私は公爵令嬢であり、王太子殿下の婚約者のイリューシアといいます。
実は彼女は、殿下のお気に入りであり、寵愛を受けている女性なので、私とは恋敵になるのですが。
実は彼女が暗い顔でお話があるのですが、と私に声をかけてきて、二人きりで話をしてみると、私と同じ思いをしていることがわかって意気投合したのですわ。
「あの視線が私もいやですわ」
「私、あの方を愛していないと伝えても、照れ隠しだなあははなんて言われまして……」
「自分勝手なのですわ。私もあの人のことを愛してませんのに、お前俺のこと好きだろときたもんです」
「イリューシア様もですか……」
殿下は女好きで有名でした。胸元や足などを食い入るように見る視線が私はずっと嫌でした。

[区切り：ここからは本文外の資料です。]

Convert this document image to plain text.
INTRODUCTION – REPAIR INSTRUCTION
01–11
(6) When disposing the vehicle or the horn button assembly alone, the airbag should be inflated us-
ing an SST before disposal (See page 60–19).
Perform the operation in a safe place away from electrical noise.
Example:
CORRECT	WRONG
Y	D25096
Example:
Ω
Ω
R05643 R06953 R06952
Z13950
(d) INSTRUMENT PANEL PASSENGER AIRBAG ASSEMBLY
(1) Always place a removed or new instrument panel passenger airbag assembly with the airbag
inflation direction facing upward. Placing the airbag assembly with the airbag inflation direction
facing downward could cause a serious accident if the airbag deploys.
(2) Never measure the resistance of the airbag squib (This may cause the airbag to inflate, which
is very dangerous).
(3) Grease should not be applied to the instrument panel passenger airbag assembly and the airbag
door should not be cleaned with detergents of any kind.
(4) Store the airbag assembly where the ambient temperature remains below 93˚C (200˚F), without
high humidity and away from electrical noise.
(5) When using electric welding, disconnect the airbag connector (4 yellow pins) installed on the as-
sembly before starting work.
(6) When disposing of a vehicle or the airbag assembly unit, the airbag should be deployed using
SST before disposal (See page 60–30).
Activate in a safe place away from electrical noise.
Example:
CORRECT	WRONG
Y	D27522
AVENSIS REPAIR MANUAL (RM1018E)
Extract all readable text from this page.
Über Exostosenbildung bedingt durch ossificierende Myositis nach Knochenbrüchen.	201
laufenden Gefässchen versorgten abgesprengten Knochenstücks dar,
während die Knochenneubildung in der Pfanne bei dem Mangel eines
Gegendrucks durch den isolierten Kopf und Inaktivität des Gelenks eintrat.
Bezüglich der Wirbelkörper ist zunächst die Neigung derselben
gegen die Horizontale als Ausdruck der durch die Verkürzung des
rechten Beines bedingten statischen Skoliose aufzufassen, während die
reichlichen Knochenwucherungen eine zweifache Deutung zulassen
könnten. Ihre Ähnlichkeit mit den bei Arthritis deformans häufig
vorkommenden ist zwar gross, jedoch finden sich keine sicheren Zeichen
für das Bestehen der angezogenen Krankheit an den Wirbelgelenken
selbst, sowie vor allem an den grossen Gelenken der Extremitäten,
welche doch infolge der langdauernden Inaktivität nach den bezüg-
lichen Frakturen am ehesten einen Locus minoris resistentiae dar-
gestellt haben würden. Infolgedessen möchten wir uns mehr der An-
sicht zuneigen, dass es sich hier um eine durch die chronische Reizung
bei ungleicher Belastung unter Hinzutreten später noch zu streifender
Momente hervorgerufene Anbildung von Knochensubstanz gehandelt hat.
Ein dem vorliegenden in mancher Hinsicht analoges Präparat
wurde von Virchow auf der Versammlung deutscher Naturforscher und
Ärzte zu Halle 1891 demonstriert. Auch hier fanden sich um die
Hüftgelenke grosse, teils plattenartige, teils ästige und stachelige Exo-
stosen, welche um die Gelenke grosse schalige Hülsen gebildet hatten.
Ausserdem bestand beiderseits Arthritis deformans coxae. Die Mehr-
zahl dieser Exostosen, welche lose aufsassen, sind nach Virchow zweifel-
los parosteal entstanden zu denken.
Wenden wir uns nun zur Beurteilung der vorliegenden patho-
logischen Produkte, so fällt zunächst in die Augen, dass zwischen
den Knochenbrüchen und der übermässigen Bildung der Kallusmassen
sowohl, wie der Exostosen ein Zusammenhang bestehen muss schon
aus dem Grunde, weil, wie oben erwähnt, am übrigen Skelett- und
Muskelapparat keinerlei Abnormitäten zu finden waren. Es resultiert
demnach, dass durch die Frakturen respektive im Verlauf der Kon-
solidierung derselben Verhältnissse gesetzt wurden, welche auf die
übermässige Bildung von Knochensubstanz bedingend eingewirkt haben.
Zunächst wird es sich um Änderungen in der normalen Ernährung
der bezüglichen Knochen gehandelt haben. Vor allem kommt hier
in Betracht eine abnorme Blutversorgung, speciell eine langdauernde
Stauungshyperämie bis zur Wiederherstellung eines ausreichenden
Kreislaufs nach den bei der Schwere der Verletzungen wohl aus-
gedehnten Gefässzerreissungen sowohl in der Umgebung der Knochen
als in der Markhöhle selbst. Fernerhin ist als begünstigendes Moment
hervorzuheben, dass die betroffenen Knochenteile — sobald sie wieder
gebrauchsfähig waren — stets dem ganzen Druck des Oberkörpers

そしてすべての女は俺を好きというあの自信満々なところとか……。
マリアさんもそれが嫌で、あなたのことは好きじゃないと伝えても、信じてもらえないと頭を抱えています。
「……あれと一緒にいるのが私ももう耐えられませんわ」
「そうですよね」
私とマリアさんはがしっと手を取り合い、あの人をなんとかする会を結成したのです。
そして……。
「イリューシア・イブリス、お前をわが愛しい人、マリアをいじめた罪により断罪し、婚約破棄する!」
ああやっとこの日が来ましたわ。私が殿下が宣言するのを聞いて、嬉しさを隠そうと必死でした。
マリアさんは嬉しそうに微笑んでいます。ああいいですわ。私は悔しそうにしないとだめですけど。
「わかりました」
「断罪し、辺境へ送る!」
「はいわかりました」
マリアさんは小さくウインクをします。私はわかりましたと頷きます。
「そしてわが愛しいマリアと私は!」
「私、殿下のことを愛していません。婚約は致しません! それにイリューシアさんは私をいじめたりなんかしていません。だから断罪はなしでお願いします!」
マリアさんやりましたわ! 堂々とみんなの前で宣言します。これでもうお前は俺のことを好きだろなんて返せませんわよね!
「おい、マリア!」
「私、殿下のことを愛していません。ずっと好きだろなんて言われて迷惑していました。それも申し上げていたはずです。イリューシア様にもいじめられていません! 迷惑をしているのを相談にのってもらっていただけですわ!」
二人きりでいろいろと意地悪をされているとなっていましたが、このことを相談してましたの。
みんなの前で宣言をすれば殿下の勘違いが防げるという。そして破棄された私は自由を得る!
「皆さん、私は殿下を愛していません! 付きまとわれて迷惑をしていました!」
殿下はあんぐりと口をあけて呆けていました。間抜けなお顔ですわ。
私はマリアさんがこちらにきたので、彼女の手を取り、では皆様ごきげんようとあいさつをして踵をかえします。
私とマリアさんは会場を抜け出し、「あの、殿下のお顔ったら」「間抜けですよね!」と二人でひとしきり大笑いをして、そして別れたのでした。
あ、あれから、殿下は女性不信になり、皆の前で馬鹿をやらかした王太子として廃嫡され、私は違う人と婚約し、マリアさんは学園で彼氏を見つけたです。
めでたしめでたし、私たちの友情は続いていますわ。